James said EKI uses the revenue from the river run series to go back into other programs.
“Recently we helped take kids of color from Hazard, Kentucky to do a cultural exchange,” he said.
EKI took the children to a climbing gym in Louisville, he said.
“That’s one of our bigger big missions that we’re trying to push now is diversity and how can we get people of color in the outdoors, because the barriers exist,” James said.
There’s a history of systemic disenfranchisement that kept black Americans from using national park systems, James said.
James said as a black man spearheading an outdoor recreation organization in the South he hopes to pave a path to make outdoor recreation more inclusive and diverse, especially for people in marginalized groups including race, sexual orientation, gender identity and even body size.
“We’re just trying to think about ways that we can be inclusive,” he said.
James said there’s a misconception that people need specific gear and a certain amount of money to do some adventure activities, but that isn’t the case. Outdoor recreation companies often market to an affluent white individual, but James said with EKI’s events, he’s making sure to personally reach out and market in spaces that are run and used by people of color.
“People think that minority kids like black people especially that it’s just sports camps,” he said. “And it’s like no, there are people interested (the outdoors).”
James said the race is also a way to get people thinking about the waterways and its ecosystem.
“We want them to have that relationship with the Kentucky River and help protect it for years to come,” he said.

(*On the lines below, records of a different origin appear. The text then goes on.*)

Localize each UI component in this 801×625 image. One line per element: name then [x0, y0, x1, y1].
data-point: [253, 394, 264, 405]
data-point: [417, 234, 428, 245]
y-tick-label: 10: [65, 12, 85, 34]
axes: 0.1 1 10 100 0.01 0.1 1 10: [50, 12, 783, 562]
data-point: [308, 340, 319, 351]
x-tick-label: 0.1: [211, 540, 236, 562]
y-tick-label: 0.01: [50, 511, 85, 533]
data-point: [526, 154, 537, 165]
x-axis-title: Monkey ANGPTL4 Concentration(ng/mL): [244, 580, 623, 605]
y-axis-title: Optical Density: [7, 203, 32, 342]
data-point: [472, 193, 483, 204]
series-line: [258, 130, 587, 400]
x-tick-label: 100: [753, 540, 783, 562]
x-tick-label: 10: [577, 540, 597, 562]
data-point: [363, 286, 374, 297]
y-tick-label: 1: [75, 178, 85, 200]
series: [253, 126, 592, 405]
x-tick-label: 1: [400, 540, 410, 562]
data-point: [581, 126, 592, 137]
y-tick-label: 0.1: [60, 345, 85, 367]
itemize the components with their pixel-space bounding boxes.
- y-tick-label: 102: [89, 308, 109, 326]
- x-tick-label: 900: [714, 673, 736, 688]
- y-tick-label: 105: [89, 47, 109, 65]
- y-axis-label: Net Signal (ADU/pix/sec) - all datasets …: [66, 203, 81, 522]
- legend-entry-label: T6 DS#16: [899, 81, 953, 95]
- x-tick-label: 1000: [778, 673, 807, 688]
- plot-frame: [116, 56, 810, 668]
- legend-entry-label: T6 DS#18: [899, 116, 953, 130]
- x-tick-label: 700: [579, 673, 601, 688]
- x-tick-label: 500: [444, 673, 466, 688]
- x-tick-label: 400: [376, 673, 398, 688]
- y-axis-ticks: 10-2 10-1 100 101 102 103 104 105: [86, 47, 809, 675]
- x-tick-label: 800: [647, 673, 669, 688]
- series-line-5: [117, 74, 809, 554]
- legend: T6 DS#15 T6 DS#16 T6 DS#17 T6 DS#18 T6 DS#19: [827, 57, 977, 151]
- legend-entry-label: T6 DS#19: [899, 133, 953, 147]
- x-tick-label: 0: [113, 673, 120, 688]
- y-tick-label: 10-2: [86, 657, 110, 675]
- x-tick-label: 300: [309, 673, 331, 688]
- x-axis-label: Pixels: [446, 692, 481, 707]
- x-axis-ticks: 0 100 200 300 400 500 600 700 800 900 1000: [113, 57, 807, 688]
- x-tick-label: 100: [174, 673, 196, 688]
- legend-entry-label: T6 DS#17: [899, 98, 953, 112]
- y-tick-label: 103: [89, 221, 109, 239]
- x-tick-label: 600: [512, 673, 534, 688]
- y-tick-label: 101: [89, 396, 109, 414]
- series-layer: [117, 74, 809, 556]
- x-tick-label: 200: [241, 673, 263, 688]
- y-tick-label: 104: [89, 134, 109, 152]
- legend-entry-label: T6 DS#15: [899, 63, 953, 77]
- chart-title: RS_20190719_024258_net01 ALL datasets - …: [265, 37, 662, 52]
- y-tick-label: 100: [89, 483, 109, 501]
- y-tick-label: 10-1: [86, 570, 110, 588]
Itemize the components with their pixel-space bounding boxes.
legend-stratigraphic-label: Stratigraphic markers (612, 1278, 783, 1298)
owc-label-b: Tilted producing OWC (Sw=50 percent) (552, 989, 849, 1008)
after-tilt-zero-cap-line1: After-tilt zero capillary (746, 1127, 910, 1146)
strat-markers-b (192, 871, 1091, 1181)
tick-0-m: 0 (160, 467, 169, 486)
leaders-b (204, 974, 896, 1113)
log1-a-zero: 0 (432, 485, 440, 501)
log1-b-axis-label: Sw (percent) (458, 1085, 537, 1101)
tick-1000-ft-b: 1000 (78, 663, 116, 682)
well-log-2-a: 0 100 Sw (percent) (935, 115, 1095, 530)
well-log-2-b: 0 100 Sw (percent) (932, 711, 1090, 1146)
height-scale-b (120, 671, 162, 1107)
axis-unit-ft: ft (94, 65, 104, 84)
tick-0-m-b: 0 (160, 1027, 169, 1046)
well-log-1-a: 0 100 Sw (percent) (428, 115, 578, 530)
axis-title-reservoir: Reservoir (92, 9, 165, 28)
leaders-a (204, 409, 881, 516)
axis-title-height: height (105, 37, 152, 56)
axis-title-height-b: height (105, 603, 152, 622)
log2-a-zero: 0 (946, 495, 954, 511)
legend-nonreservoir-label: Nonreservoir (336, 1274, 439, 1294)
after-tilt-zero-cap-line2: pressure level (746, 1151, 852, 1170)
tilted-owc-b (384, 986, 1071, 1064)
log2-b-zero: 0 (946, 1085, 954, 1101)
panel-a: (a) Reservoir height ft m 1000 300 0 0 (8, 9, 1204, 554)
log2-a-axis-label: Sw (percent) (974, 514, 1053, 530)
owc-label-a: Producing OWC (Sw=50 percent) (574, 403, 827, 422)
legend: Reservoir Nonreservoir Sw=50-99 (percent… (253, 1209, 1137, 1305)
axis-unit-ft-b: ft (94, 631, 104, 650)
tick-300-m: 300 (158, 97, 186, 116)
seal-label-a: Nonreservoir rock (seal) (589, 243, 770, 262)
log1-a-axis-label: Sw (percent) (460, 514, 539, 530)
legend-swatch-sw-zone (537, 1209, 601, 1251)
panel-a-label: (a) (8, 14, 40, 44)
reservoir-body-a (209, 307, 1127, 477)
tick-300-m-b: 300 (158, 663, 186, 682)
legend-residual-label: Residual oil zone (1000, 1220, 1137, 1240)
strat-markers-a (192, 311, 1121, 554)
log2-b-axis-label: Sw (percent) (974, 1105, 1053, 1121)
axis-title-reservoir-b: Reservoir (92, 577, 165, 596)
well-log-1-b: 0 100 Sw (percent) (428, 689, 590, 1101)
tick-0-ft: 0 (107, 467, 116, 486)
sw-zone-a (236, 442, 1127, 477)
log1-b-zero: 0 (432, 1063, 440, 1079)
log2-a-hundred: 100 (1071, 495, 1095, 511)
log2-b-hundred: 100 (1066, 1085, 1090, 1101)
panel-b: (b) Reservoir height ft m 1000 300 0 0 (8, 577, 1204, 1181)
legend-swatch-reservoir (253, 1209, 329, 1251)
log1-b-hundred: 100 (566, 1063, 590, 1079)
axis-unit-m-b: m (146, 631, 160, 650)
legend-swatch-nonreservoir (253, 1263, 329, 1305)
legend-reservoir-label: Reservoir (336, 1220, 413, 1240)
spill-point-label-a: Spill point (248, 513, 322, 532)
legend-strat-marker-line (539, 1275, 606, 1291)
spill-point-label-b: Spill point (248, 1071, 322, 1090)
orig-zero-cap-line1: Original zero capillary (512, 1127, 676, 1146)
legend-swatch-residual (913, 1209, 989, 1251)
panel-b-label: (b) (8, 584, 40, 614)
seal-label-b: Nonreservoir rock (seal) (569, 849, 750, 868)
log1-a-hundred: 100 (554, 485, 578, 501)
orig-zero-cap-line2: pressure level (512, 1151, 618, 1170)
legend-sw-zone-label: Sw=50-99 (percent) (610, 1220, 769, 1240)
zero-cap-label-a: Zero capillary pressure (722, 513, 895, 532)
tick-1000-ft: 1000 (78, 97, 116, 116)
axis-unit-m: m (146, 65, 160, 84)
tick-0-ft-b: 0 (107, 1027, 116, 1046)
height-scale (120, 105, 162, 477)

Participating in the river run is also a way to do something different, and it helps build confidence, James said.
James said EKI also purposely sought sponsors that aligned with its mission. Sponsors include Breaks Interstate Park, Kentucky Waterways Alliance, Kentucky Horseshoeing School, Maiden Alley Cinema, River River Rockhouse, Canopy Crew and more.
He said the river run series would feature paddlesports races and floats.
“They’re also floats as well because…racers will come from out of state, but we are looking for the local people that want to come and float,” James said.
The Bluegrass River Run is meant to encourage local citizens and visitors to take in the majesty of the Commonwealth’s namesake waterway, the Kentucky River, James said.
Paddlers embark from Fort Boonesborough State Park, home to the site of historic Fort Boonesborough through the impressive limestone geology of the Palisades section of the Kentucky River in the ambiance of early spring, James said.
“This race is special because it’s the kickoff party and it’s on a special section of the river,” James said.
The six-mile race and float end in the Clays Ferry region in Fayette County and the 19-mile race ends near the historic Valley View Ferry which has been in operation since 1780. Post-event, paddlers rally at Proud Mary’s BBQ for the awards ceremony and festival.
The 2018 season features 11 events that take place across all regions of Kentucky including Appalachia, and western, central, and northern Kentucky starting in May and running through October, James said.
Last May, EKI had over 100 paddlers from 10 states attend the Bluegrass River Run and over 550 paddlers from 12 states participating in the series overall last year. James said the Waterman series generated around $30,000 in tourism dollars last year.
Participants will also have access to rental canoes, paddle boards and kayaks. Attendees can also take shuttles to the various access points during the race and festival.
James said people must pre-register before the event.
“We want to be able to make sure that we tell our safety folks that you know this is the number we have and then also just for like the shuttle purposes and stuff like that and if people want to share if they want a meal,” he said.
Pre-registration costs include a meal, a T-shirt, insurance, potential prizes and other swag. Floating prices are $15, and racing costs range from $60-$70.
“This year we have about 102 people registered,” he said. “It’s half and half. Half racers, half floaters.”
EKI is also hosting a pre-race party at Hall on the River at 7 p.m. Friday, May 11.
Parents are required to accompany children, and life jackets are also necessary.
Participants can start dropping their boat at 7 a.m. on Saturday, May 12. EKI’s outdoor recreational festival will begin around noon.